VW-Vorstand und Gewerkschaften auf Kollisionskurs: Gewerkschaften und Betriebsräte reagierten mit scharfem Widerstand auf die Pläne, die als "Angriff auf unsere Beschäftigung, Standorte und Tarifverträge" angesehen werden. Betriebsratschefin Cavallo betonte, dass es mit ihr keine VW-Standortschließungen geben werde, und auch der IG-Metall-Bezirksleiter von Niedersachsen, Thorsten Gröger, kritisierte den Plan als unverantwortlich.
Die Diskussion um die Details bleibt offen: Konkrete Zahlen und mögliche Standorte, die von den Maßnahmen betroffen sein könnten, wurden seitens VW bisher nicht genannt. Jedoch deutet der Betriebsrat an, dass mindestens ein Fahrzeugwerk und eine Komponentenfabrik in Deutschland als entbehrlich angesehen werden.
Politischer Druck auf VW: Stephan Weil, Ministerpräsident von Niedersachsen und Mitglied des VW-Aufsichtsrats, forderte das Unternehmen auf, alle anderen Möglichkeiten zur Kostensenkung zu prüfen, bevor es zu Schließungen kommt. Dabei betont er, dass die Landesregierung genau darauf achten wird, wie VW die verschiedenen Alternativen umsetzt, um Standortschließungen zu vermeiden.

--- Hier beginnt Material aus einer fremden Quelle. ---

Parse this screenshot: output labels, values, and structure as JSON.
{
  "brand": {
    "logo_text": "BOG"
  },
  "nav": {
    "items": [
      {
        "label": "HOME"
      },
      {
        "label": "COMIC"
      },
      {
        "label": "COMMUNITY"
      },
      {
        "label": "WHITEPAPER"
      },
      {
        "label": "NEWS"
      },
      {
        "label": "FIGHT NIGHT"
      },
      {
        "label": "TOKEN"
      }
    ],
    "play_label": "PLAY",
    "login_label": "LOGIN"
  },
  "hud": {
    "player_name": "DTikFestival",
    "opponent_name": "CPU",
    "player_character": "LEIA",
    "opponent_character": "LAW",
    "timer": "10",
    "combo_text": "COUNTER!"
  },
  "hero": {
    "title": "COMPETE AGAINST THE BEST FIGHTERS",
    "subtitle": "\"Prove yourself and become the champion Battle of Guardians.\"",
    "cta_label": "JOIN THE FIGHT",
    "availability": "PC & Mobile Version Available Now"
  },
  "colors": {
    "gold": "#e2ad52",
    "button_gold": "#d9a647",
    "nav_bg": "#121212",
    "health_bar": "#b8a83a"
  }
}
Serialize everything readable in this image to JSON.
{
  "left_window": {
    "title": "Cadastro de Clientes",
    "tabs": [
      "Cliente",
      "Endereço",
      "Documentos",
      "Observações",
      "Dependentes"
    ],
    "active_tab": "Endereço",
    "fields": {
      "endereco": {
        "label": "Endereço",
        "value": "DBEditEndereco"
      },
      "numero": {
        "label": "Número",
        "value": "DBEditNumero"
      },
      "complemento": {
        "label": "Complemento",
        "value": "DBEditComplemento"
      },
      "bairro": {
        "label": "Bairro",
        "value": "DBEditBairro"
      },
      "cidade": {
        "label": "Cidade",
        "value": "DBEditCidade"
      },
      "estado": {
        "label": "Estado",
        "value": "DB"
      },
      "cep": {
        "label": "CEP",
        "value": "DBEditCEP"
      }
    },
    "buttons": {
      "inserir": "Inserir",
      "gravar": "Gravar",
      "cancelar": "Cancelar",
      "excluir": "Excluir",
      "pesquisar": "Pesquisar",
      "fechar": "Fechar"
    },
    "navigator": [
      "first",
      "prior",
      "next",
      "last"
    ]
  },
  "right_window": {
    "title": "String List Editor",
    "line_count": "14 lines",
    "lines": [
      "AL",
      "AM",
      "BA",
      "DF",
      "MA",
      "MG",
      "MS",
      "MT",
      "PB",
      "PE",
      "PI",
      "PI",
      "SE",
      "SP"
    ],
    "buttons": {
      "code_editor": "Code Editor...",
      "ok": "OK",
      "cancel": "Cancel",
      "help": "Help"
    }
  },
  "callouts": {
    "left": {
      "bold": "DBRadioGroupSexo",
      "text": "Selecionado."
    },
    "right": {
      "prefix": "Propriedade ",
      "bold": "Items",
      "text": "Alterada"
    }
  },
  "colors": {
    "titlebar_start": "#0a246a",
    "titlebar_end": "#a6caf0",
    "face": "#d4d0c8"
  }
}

Ein Blick in die Historie: Die letzte Werksschließung bei VW fand 1988 in den USA, Westmoreland, statt. In Deutschland wurde noch nie ein VW-Werk geschlossen, was die aktuelle Diskussion umso bedeutsamer macht. Neben dem Stammwerk in Wolfsburg betreibt VW Standorte in Städten wie Hannover, Emden und Zwickau. Audi hat kürzlich ebenfalls eine Überprüfung seines Werks in Brüssel angekündigt.
Herausforderung für die Kernmarke: VW-Konzernchef Oliver Blume und Markenchef Thomas Schäfer verweisen auf das schwierige wirtschaftliche Umfeld und den verstärkten Kostendruck. Das Ziel sei es, die Ergebnissituation bis 2026 um zehn Milliarden Euro zu verbessern, was zusätzliche Einsparmaßnahmen in Höhe von bis zu vier Milliarden Euro erforderlich macht.
Ein interner Konflikt brodelt: Seit dem Amtsantritt von Oliver Blume vor fast zwei Jahren steuert VW nun auf einen massiven Konflikt mit der Arbeitnehmervertretung zu. Nachdem Blume bisher ohne größere Konflikte mit dem Betriebsrat arbeitete, rief die Betriebsratschefin Cavallo ihn nun auf, sich direkt in die Diskussion einzubringen, da ohne Einigung die Grundfesten von Volkswagen erschüttert seien.
Die Situation bleibt angespannt: Die Kernmarke Volkswagen, die bereits seit Jahren mit hohen Kosten kämpft, sieht sich nun einem verschärften Wettbewerb und neuen Herausforderungen gegenüber. Sinkende Verkaufszahlen, stagnierende Elektromobilität und Konkurrenz aus China belasten die gesamte Automobilbranche, wie auch die jüngsten Gewinneinbrüche bei Mercedes-Benz und BMW zeigen.